Key to the field of soft robotics are actuators, and it's here where the team has claimed a breakthrough: A means of manufacturing soft robotic actuators which doesn't require 3D printers, laser cutters, or other expensive equipment — and which can scale to actuators over 10 feet in length and with features as small as 100 microns.

"What's really smart is this idea to shape the structure just by natural fluid motion," said François Gallaire, a professor of fluid dynamics at the EPFL who was not involved in the research, opined on the team's work. "These processes are going to work at many different scales, including for very tiny things. That's exciting because casting these tubes with typical fabrication methods could be really difficult, so there's the potential to make very small tubes."

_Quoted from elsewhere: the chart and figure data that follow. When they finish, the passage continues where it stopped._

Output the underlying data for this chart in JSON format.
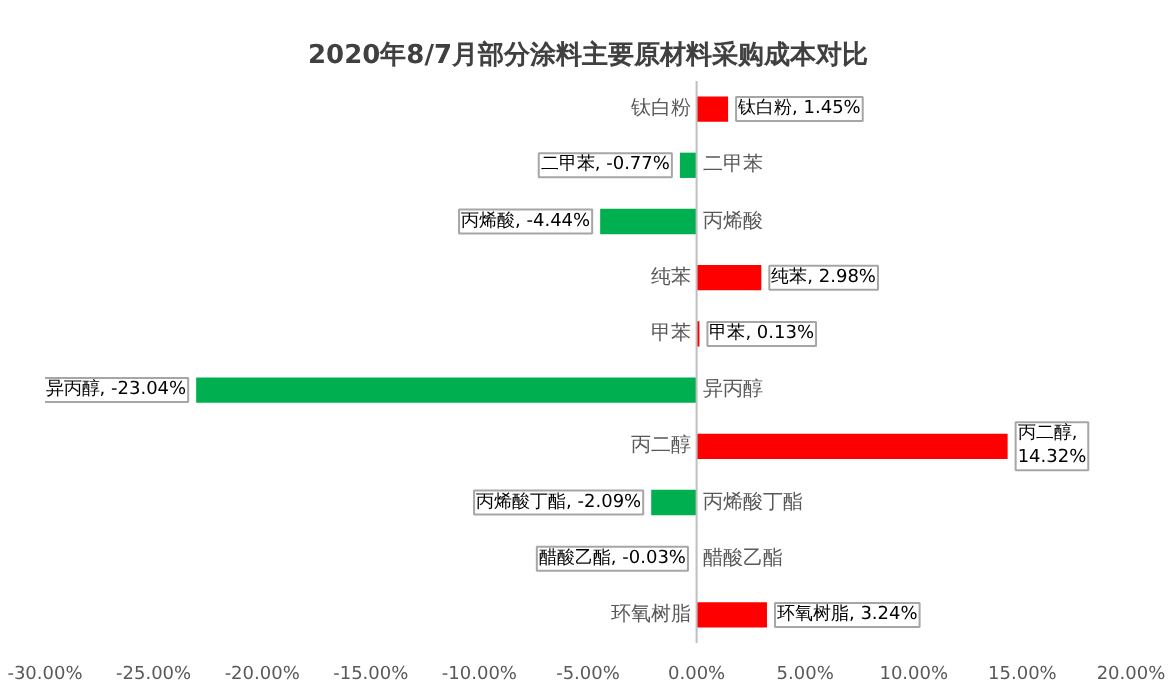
{
  "chart_data": {
    "type": "bar",
    "orientation": "horizontal",
    "title": "2020年8/7月部分涂料主要原材料采购成本对比",
    "categories": [
      "钛白粉",
      "二甲苯",
      "丙烯酸",
      "纯苯",
      "甲苯",
      "异丙醇",
      "丙二醇",
      "丙烯酸丁酯",
      "醋酸乙酯",
      "环氧树脂"
    ],
    "values": [
      1.45,
      -0.77,
      -4.44,
      2.98,
      0.13,
      -23.04,
      14.32,
      -2.09,
      -0.03,
      3.24
    ],
    "colors": [
      "#ff0000",
      "#00b050",
      "#00b050",
      "#ff0000",
      "#ff0000",
      "#00b050",
      "#ff0000",
      "#00b050",
      "#00b050",
      "#ff0000"
    ],
    "value_labels": [
      "钛白粉, 1.45%",
      "二甲苯, -0.77%",
      "丙烯酸, -4.44%",
      "纯苯, 2.98%",
      "甲苯, 0.13%",
      "异丙醇, -23.04%",
      "丙二醇, 14.32%",
      "丙烯酸丁酯, -2.09%",
      "醋酸乙酯, -0.03%",
      "环氧树脂, 3.24%"
    ],
    "xlim": [
      -30,
      20
    ],
    "xticks": [
      {
        "value": -30,
        "label": "-30.00%"
      },
      {
        "value": -25,
        "label": "-25.00%"
      },
      {
        "value": -20,
        "label": "-20.00%"
      },
      {
        "value": -15,
        "label": "-15.00%"
      },
      {
        "value": -10,
        "label": "-10.00%"
      },
      {
        "value": -5,
        "label": "-5.00%"
      },
      {
        "value": 0,
        "label": "0.00%"
      },
      {
        "value": 5,
        "label": "5.00%"
      },
      {
        "value": 10,
        "label": "10.00%"
      },
      {
        "value": 15,
        "label": "15.00%"
      },
      {
        "value": 20,
        "label": "20.00%"
      }
    ],
    "grid": false
  }
}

The team developed a computer model which could predict exactly how the balloons would deform as they inflated. (📷: Jones et al)

The manufacturing technique, which the team calls "bubble casting," sees elastomer injected into a mold then injected with air — creating the bubble. The bubble slowly rises to the top as the elastomer drains from the bottom, and the result is a "fancy balloon" which has a thin side — causing it to stretch and curl in a predictable way once inflated with air.

The technique has already been used to produce star-shaped soft robotic "hands," which can softly grip a blackberry, a coil designed to act as an artificial muscle, and a set of fingers which curl one-by-one. The next step, beyond improving the reliability in the face of over-inflation: More complex actuators, including a rippling system which mimics a millipede's locomotion and chambers which mimic the beating of the human heart.

The team's work has been published in the journal Nature under closed-access terms.